First up: Remember the story about Karl Rove’s being tapped as Choate’s graduation speaker (and the countervailing effort to bring Stephen to campus, too)? Well, it looks like Mr. Rove won’t be addressing the graduating class at commencement, after all. I’m telling myself it was the mere thought of facing Stephen’s truthiness that scared Mr. Rove off; it makes me smile. From The Hartford Courant:

Rove Grad Speech Canceled
By ARIELLE LEVIN BECKER | The Hartford Courant
1:59 PM EST, January 28, 2008

Karl Rove won’t be speaking at Choate Rosemary Hall’s graduation after all. Instead, the former deputy chief of staff and senior adviser to President George W. Bush will visit the private school’s Wallingford campus next month to speak with students.

Headmaster Edward J. Shanahan announced the change of plans in an e-mail to students and staff members Monday afternoon, quoting Rove as saying, “I would not want 12 minutes of remarks to be used as an excuse by a small group to mar what should be a wonderful day of celebration for the members of the 2008 graduating class and their families, so I am delighted to instead accept Choate’s invitation to speak on campus February 11.”

Full text of article

In other news, you may recall that we blogged about the criticism Cornell University’s labor relations expert Ron Seeber had received following his decision to appear on the inaugural episode of A The Daily Show.
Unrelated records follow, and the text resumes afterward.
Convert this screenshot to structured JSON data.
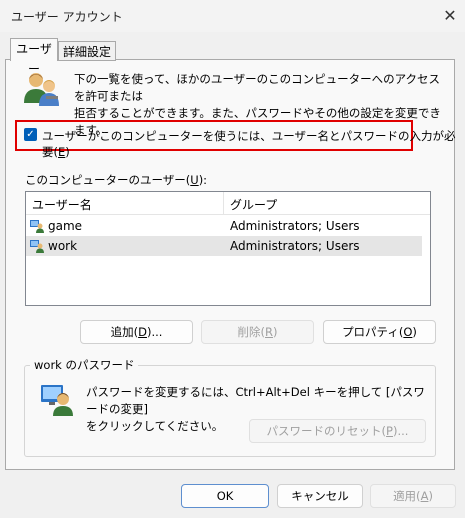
{
  "window": {
    "title": "ユーザー アカウント",
    "close_glyph": "✕"
  },
  "tabs": [
    {
      "label": "ユーザー"
    },
    {
      "label": "詳細設定"
    }
  ],
  "description": {
    "line1": "下の一覧を使って、ほかのユーザーのこのコンピューターへのアクセスを許可または",
    "line2": "拒否することができます。また、パスワードやその他の設定を変更できます。"
  },
  "require_password": {
    "checked": true,
    "check_glyph": "✓",
    "label_prefix": "ユーザーがこのコンピューターを使うには、ユーザー名とパスワードの入力が必要(",
    "accesskey": "E",
    "label_suffix": ")"
  },
  "users_section": {
    "label_prefix": "このコンピューターのユーザー(",
    "accesskey": "U",
    "label_suffix": "):"
  },
  "table": {
    "columns": [
      "ユーザー名",
      "グループ"
    ],
    "rows": [
      {
        "name": "game",
        "group": "Administrators; Users",
        "selected": false
      },
      {
        "name": "work",
        "group": "Administrators; Users",
        "selected": true
      }
    ]
  },
  "buttons": {
    "add": {
      "prefix": "追加(",
      "key": "D",
      "suffix": ")..."
    },
    "remove": {
      "prefix": "削除(",
      "key": "R",
      "suffix": ")"
    },
    "properties": {
      "prefix": "プロパティ(",
      "key": "O",
      "suffix": ")"
    }
  },
  "password_group": {
    "legend": "work のパスワード",
    "line1": "パスワードを変更するには、Ctrl+Alt+Del キーを押して [パスワードの変更]",
    "line2": "をクリックしてください。",
    "reset": {
      "prefix": "パスワードのリセット(",
      "key": "P",
      "suffix": ")..."
    }
  },
  "footer": {
    "ok": "OK",
    "cancel": "キャンセル",
    "apply": {
      "prefix": "適用(",
      "key": "A",
      "suffix": ")"
    }
  },
  "colors": {
    "accent": "#005fb8",
    "highlight_border": "#e00000"
  }
}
It seemed only fitting to include a response, from an alumnus of Cornell’s School of Industrial and Labor Relations, defending Prof. Seeber’s decision. From The Cornell Daily Sun:

Picket Sense
Saturdays Excepted
January 28, 2008 – 12:00am
By Eric Finkelstein

On the night of January 7, when, I would assume, more people than usual watched The Daily Show because it was coming back from its strike-related hiatus, one of Cornell’s own, Industrial and Labor Relations Professor Ron Seeber, was Jon Stewart’s guest on the show.

Unfortunately, Seeber’s appearance created a backlash of epic proportions — opponents are angry because he crossed a picket line when he entered the studio.

I spent three-and-a-half years in the School of Industrial Labor Relations. I took classes on labor history, collective bargaining, labor law, labor economics and arbitration. I’m pro-union. I support the writers in their strike.

But I also support Professor Seeber.

I support his decision because I believe that the labor movement, like any political or social movement, needs to be understood and supported widely if it is to prosper.

The ILR School only educates around 800 students at a time. The rest of the world has to learn about these issues in order to understand them. What better place to start than America’s favorite fake-news show? A show from which, some studies have shown, a substantial — and maybe alarming — number of young people get their news.

For one night, Professor Seeber made the entire audience of The Daily Show, inside and outside of the studio, his classroom. He helped to give viewers a better idea of what was going on and why the strike was occurring in the first place.

. . .

My ILR education taught me that a strike is a negotiating tactic that is only performed when necessary for the good of the union and its workers. And yes, this strike by the Writers Guild is, in my opinion, a good strike for a good cause.

However, I was always under the impression that a strike shouldn’t be instituted in a manner where it could actually hurt the workers, or keep them from advancing their cause. I always assumed that, given the opportunity, a union should try to end a strike as quickly as possible. I always assumed that, given the opportunity, unions would want to spread their message far and wide.

. . .

The Sun’s editorial board said it best last week, so I’ll just let them say it again:

“[Seeber] went on The Daily Show . . . to present a pro-union point of view to a pro-union host with a pro-union audience. In the face of controversy, silence is more damnable than speaking out. Seeber’s appearance was in keeping with the notion that you can’t make a case for change by keeping yourself on the bench. When all’s said and done, we share Seeber’s faith in the values of openness, inquiry and the free exchange of ideas.”

. . .

Full text of article


  1. Bravo, Finkelstein. You hit the nail right on the head — and I wholeheartedly applaud Professor Seeber’s appearance on the show most especially for bringing clarity and attention to the issues of the strike.